Dan’s, illustrated with a series of drawings, said, “Some have two, some have a hundred, some have none, but we love you best with just one.”
David’s displayed a busty and sensuous Jane Russellesque woman on a gatefold card. When you opened the fold one breast disappeared. The card said,
The cards elated her. She felt a little high. Some of this perhaps was the waning effects of anesthesia, some was relief that surgery was over, some was a sense that the family was intact, the cards were loving and relaxed, and the boys were well. They would bear no scars, she knew. But there’s something in it for me, she thought. It’s a burden I won’t have to bear. I won’t have to scheme and work to see that this surgery doesn’t damage them. They are not shaken by it, and I don’t have that to deal with.
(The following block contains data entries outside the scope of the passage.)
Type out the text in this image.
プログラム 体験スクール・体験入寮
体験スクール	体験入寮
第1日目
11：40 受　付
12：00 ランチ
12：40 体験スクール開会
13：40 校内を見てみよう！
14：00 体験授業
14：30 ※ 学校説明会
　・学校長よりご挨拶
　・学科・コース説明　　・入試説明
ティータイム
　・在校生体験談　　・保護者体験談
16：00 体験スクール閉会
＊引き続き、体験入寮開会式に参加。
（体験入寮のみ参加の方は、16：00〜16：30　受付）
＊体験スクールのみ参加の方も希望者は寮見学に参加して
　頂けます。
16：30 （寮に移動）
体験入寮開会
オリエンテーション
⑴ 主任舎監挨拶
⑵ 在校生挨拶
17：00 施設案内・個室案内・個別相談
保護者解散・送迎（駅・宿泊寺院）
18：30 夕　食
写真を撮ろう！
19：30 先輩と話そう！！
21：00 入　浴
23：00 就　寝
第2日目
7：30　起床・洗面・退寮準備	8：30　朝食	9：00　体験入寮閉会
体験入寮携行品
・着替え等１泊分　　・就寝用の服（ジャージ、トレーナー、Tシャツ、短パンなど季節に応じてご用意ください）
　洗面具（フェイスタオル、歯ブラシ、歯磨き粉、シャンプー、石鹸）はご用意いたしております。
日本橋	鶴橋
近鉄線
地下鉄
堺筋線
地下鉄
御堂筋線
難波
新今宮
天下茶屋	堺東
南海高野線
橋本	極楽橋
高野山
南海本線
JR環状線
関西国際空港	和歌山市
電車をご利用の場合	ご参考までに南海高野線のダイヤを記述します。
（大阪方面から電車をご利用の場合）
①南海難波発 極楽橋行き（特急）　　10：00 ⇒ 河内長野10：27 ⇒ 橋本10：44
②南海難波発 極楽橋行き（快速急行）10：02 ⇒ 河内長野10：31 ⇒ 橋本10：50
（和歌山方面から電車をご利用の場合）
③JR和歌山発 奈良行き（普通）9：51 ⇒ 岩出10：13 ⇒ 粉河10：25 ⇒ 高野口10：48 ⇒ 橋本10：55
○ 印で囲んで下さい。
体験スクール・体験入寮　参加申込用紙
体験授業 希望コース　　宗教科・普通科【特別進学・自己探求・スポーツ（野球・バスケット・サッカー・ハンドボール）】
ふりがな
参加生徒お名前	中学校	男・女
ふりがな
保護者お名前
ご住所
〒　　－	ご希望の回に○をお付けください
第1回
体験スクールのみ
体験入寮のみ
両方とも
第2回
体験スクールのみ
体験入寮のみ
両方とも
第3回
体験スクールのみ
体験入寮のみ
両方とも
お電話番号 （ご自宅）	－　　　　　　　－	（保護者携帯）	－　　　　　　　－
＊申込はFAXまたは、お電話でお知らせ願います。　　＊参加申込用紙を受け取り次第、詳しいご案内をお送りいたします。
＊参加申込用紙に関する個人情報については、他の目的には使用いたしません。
That’s fantastic.
“I have a treat for you too, heart of mine,” Ace said. “So that your recovery time is not frittered away on daytime TV and gossip with the nurses, I have some reading matter.” He brought from behind his back another stack of movie magazines.
She was thumbing through the magazines talking with the boys as she did. Eunie came to take away Joan’s empty tray.
“Eunie, look at the cards the boys made.”
Eunie read them and laughed. She had children. She understood why Joan wanted her to see the cards. “That’s great,” she said. “That’s super.”
“Where did the flowers come from?” Dan asked. There were several plants and two vases of cut flowers in the room.